On March 4, 18 United States senators sent the Food and Drug Administration a letter urging it to remove its longstanding ban on blood donations from gay men. Iowa Senator Tom Harkin joined 16 other Democrats and Vermont Independent Bernie Sanders in signing the letter, in which they noted that “prospective donors who have engaged in heterosexual sexual activity with a person known to have HIV are deferred for one year. At the same time, male donors who engaged in protected homosexual sexual activity with a monogamous partner 26 years ago are deferred for life.”

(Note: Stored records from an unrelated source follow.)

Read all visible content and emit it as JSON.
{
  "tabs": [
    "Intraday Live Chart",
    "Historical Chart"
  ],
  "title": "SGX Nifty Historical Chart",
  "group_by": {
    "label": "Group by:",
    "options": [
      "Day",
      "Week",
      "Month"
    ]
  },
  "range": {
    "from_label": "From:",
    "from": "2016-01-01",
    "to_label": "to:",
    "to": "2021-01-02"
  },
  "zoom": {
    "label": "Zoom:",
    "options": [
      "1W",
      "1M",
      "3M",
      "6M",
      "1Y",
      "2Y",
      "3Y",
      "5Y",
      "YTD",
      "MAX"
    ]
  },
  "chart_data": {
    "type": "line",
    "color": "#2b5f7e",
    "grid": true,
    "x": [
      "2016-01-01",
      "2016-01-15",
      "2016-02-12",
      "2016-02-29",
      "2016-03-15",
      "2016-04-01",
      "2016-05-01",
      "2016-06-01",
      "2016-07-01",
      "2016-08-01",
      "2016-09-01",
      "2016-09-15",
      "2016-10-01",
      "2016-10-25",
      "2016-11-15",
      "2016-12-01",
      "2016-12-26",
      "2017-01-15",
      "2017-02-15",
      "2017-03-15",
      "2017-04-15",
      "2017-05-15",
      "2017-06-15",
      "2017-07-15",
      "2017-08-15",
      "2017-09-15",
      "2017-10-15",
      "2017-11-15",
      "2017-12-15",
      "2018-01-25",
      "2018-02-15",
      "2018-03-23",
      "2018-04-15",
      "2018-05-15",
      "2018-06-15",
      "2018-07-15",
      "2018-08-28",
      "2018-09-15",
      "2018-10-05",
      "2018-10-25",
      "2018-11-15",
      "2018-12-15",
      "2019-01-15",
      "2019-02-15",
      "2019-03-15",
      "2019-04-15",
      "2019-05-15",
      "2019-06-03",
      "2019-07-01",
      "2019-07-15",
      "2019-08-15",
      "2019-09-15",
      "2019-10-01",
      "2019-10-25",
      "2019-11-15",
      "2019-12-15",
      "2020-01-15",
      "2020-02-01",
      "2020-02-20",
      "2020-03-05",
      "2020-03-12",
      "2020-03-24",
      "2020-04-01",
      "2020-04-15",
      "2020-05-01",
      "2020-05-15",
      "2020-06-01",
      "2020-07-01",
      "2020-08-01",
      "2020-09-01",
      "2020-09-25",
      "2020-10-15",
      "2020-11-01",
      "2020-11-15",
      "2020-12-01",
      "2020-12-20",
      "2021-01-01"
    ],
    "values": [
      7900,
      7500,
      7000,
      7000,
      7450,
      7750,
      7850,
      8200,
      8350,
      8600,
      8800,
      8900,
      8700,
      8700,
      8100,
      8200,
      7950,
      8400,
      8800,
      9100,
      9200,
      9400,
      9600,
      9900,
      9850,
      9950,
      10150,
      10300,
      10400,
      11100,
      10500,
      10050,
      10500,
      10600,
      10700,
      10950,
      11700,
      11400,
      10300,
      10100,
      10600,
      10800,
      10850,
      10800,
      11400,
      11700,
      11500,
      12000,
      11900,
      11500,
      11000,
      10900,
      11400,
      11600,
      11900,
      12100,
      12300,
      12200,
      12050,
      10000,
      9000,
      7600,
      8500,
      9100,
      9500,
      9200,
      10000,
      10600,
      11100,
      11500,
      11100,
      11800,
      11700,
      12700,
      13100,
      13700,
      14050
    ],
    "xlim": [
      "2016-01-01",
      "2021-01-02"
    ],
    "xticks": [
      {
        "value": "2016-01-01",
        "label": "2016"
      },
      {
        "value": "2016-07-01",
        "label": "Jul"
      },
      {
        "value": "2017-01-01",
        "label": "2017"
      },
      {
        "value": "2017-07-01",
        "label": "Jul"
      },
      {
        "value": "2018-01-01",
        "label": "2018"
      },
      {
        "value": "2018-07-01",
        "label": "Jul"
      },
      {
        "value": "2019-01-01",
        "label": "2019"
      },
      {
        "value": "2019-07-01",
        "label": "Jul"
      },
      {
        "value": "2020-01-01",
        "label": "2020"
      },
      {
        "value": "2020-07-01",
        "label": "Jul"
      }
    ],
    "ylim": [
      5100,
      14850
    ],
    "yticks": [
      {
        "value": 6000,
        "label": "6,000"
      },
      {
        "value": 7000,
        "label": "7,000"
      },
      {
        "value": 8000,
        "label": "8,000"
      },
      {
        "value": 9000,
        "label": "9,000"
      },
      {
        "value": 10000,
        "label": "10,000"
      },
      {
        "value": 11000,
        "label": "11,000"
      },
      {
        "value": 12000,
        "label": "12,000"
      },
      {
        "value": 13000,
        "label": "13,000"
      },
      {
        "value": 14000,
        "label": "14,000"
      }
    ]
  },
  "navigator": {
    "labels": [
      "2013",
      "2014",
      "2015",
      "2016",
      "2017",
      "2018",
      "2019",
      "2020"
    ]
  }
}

In the early 1980s, very little was known about HIV or the syndrome to which it is a precursor, AIDS. The scientific community initially referred to AIDS as “gay-related immune deficiency” – GRID for short – after the Centers for Disease Control and Prevention identified its symptoms in five gay Los Angeles men in 1981. A year later, the CDC renamed the syndrome AIDS after it was discovered in a number of heterosexual Haitian immigrants, hemophiliacs, and heroin users. Still, HIV-AIDS was commonly perceived to be a gay man’s affliction, and in 1983 the FDA instituted a lifetime blood donation ban on any man who’d had sex with another man since 1977.
In the years to follow, the scientific community has learned a great deal more about HIV-AIDS and has improved its blood testing procedures dramatically. Recently, several prominent medical organizations – among them the American Red Cross, America’s Blood Centers, and the American Medical Association’s Council on Science and Public Health – have made the FDA aware that its ban does not stand up to medical and scientific scrutiny. Even so, in a statement of dubious accuracy earlier this month, the FDA told the Associated Press that “while FDA appreciates concerns about perceived discrimination, our decision to maintain the deferral policy is based on current science and data and does not give weight to a donor’s sexual orientation.”
Massachusetts Senator John Kerry, speaking to the AP for the same article, likened his new fight to legislation he supported and helped pass that nixed the travel and immigration bans on HIV-positive individuals last year. “Not a single piece of scientific evidence supports the ban,” he told the AP. Republicans have yet to join the senators’ cause, but gay rights advocates are hopeful that President Obama’s stated commitment to fighting against LGBT discrimination will help advance this and other issues.